I purchased black foam poster board from the Dollar Store. I measured, cut and taped together my kitchen, then the bed until I got the measurements right.

Every piece added to my build including the side wall can be removed or replaced without needing to remove other things.

Here is an example of the Kitchen build.

Here the foam board becomes my template.
A photo of the bed concept.
I used the foam board to cut and build this.
Added my solar controller.

Its kinda like software testing

As I mentioned before I’m a software engineer, so I thought, why don’t I integrate testing and continuous improvement.

So I went on bi-weekly camping trips for 3 months. Each time testing to see if doing anything feels natural or does it feel confusion, lost or create frustration.

Each change or alteration in my van was designed to solve a problem. The office answered a problem where my laptop kept getting stepped on because there was no place for it.

The relocation of my solar batteries answered the problem about a permanent spot for the batteries where they are out of the way.

The answer to wasting watts used by my 1500 watt inverter was to purchase all electronics as 12 volt DC devices.

Example of my first kitchen design

My first complete sink. But it got an upgrade.

Although this kitchen setup was nice at first and it was usable. I didn’t like how much light and air flow the cabinet blocked.

I removed it and rebuilt the cabinet.

Note the kitchen is removed in this photo. Nothing else was affected by its removal. This is the start of the bedroom wall design. See the foam board against the side wall.
Removed the wall paper and adding adhesive carpeting.
There is also a folding table just below the propane burner. You can see the piano hinge
Any part can be removed and upgraded.
This is the bottom of my bed. There are 3 “L” brackets to hold the bed in place. Remove them and the bed folds and slides out easily.

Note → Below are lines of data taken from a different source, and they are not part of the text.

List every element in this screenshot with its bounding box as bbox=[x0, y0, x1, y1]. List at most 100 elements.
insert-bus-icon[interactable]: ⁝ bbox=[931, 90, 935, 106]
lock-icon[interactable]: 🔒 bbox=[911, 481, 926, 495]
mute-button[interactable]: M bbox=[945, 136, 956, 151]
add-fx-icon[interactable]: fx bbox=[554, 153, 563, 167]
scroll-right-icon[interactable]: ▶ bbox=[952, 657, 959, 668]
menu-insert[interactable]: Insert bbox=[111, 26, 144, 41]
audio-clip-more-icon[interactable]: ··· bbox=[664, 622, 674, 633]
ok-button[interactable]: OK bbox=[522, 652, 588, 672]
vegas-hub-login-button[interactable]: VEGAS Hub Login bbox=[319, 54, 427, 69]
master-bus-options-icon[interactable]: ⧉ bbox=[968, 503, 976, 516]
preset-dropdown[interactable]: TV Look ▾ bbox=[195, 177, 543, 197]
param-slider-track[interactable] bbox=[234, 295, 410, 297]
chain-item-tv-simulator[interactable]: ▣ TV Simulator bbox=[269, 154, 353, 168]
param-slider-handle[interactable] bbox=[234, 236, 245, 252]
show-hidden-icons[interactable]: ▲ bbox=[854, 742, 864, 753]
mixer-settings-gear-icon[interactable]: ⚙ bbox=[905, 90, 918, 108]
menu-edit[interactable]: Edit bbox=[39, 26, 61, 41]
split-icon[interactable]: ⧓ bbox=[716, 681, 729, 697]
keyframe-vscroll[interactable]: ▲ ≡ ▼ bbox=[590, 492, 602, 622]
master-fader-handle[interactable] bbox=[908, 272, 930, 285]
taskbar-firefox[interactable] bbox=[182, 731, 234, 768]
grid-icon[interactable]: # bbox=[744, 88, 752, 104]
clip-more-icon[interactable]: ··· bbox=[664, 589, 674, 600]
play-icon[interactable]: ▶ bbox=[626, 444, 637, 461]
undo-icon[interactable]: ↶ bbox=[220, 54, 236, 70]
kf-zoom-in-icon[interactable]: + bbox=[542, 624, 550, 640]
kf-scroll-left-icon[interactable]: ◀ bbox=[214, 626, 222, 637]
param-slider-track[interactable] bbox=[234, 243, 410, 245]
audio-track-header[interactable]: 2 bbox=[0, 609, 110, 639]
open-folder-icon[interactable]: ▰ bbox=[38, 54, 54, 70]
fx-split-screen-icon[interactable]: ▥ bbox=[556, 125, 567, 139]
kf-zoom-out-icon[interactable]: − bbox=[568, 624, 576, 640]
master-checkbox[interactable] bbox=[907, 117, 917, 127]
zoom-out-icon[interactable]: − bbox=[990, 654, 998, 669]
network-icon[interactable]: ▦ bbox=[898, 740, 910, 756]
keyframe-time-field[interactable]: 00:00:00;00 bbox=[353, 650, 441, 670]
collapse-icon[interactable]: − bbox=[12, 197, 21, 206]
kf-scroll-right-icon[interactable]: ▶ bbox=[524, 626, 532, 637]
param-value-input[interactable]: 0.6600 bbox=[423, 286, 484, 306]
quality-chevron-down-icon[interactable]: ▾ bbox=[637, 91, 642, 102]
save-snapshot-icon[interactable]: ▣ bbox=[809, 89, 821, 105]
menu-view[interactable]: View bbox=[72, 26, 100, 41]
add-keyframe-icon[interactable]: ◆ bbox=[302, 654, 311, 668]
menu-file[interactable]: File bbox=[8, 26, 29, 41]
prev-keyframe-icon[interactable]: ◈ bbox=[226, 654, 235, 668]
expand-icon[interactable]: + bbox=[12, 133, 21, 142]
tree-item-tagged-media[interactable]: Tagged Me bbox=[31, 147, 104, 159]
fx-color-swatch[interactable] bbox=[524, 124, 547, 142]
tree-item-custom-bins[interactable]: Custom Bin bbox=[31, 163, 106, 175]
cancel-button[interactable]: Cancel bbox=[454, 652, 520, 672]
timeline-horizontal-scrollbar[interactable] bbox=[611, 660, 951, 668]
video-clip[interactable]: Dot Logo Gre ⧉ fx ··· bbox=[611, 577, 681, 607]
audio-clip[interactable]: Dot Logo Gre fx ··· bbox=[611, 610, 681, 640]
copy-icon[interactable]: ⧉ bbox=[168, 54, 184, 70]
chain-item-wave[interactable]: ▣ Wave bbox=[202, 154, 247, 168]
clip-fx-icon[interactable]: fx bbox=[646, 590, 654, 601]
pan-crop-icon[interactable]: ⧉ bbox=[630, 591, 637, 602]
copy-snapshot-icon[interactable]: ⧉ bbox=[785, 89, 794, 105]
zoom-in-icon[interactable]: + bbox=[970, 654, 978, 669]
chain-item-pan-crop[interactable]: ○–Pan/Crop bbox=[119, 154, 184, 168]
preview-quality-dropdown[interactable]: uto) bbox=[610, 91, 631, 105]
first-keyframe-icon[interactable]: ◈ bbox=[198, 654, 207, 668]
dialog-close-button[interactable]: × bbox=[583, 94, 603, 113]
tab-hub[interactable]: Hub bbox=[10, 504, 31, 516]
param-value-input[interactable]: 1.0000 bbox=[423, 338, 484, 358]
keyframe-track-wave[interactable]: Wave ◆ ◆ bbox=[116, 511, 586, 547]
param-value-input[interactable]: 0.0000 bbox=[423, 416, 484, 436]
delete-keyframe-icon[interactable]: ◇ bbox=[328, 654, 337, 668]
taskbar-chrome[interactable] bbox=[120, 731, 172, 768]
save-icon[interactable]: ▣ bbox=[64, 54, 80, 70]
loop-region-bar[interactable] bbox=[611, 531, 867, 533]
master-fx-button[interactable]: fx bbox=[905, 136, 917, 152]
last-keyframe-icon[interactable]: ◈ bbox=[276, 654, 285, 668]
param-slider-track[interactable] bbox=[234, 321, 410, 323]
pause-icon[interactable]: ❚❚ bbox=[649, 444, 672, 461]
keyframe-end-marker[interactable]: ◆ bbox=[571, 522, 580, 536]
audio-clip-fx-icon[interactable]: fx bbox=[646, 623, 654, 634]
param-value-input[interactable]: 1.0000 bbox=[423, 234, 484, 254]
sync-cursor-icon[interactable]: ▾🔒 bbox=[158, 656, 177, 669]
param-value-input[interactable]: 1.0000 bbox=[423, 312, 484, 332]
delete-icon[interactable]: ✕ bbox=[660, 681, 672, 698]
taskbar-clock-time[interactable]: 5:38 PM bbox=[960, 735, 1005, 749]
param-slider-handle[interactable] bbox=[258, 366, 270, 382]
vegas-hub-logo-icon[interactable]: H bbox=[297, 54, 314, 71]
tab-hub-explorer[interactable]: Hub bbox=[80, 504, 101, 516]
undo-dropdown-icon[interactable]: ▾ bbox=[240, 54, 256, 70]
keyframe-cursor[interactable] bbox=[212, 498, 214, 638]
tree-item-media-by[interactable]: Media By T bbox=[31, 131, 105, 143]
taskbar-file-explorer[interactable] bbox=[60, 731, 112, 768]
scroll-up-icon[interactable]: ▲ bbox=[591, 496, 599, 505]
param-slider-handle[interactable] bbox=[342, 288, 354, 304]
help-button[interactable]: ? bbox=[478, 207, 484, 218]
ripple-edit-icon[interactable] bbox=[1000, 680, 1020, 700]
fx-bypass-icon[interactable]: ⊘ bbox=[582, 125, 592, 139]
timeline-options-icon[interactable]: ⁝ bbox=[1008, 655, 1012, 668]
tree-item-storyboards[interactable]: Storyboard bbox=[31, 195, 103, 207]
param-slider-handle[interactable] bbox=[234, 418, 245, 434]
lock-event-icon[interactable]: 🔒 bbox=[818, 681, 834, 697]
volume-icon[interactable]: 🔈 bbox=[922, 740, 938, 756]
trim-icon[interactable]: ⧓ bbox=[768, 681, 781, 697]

Privacy & blocking cold or heat

My first design attempted to block out the sun and provide some privacy. There wasn’t much to my van in the beginning. Although I had foam board on the windows to black them out, I didn’t create one for the front.

My privacy, heat retention and sun protection curtains, As of December 2019

Anyone looking through the windshield from the streets could look in my van, so I used a sun screen cover.

Example of the foam board on my front drivers side window.
Velcro hold the material to the back window
The PVC pipe wraps the entire living space.
Side door entry. Unpainted PVC rod, and the custom curtain.


The evolution of the bathroom.

My bathroom has shifted around many times. In this photo it sits between the kitchen sink and the storage shelf.

Deciding if the toilet will fit as I add a wall for the office.

The black adhesive carpet everywhere works really well to stop things from moving.

This is open space and the best place for my toilet.

Without Velcro image the accidents that can happen.

Removed the kitchen so that i can redesign it.